The coefficient of VAR’s p-value is less than 0.05, which means significant. But the coefficient for BETA and BETASQ is not significant. With more explanatory variables like BETASQ and VAR, the adjusted coefficient of determination (namely adjusted R-square have improved a lot, the latter regression’s adjusted R-square is 0.22>-0.01.

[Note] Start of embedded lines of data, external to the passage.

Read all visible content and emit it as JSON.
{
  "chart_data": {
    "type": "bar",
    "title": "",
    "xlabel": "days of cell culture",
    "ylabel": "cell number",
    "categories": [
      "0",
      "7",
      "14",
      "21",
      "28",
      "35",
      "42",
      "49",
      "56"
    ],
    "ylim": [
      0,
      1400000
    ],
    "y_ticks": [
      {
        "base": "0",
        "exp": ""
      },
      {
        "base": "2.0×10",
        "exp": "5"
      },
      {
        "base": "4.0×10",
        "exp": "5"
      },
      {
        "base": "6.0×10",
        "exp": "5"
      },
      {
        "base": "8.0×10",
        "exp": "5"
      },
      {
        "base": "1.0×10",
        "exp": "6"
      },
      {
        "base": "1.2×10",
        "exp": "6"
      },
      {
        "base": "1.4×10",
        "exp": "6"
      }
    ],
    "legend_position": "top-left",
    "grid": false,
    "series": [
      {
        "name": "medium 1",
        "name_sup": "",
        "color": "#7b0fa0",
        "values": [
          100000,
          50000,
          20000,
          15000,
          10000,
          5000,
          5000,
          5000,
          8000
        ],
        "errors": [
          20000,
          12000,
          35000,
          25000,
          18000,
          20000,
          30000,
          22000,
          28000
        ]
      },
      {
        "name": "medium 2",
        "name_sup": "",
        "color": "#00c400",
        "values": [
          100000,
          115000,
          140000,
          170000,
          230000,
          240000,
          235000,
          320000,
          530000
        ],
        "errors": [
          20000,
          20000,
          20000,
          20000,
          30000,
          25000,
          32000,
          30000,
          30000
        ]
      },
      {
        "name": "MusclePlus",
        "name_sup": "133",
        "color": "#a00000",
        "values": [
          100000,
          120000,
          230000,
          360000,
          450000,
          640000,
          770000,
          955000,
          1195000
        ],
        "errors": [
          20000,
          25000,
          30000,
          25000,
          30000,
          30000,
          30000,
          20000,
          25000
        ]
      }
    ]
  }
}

t-statistic for BETA is 0.125, for BETASQ is -0.54 and for intercept is -0.75, so the absolute values of these three variables’ t-statistic is less than the critical value t(47, 0.95) =1.68, so BETA, BETASQ, intercept don’t have significant impact on expected returns. As t-statistic for VAR is 4.04>1.68, so, VAR has a significant impact on expected returns.

regression function’s coefficients of SML are both insignificant, we doubt that daily returns may have too much noise, maybe monthly returns will perform better. The result in SML regression function shows that the intercept>0,which means the risk-free rate is nearly 0.12, and BETA’s coefficient=-0.06<0, which means the risk-premium of MKT is less than 0.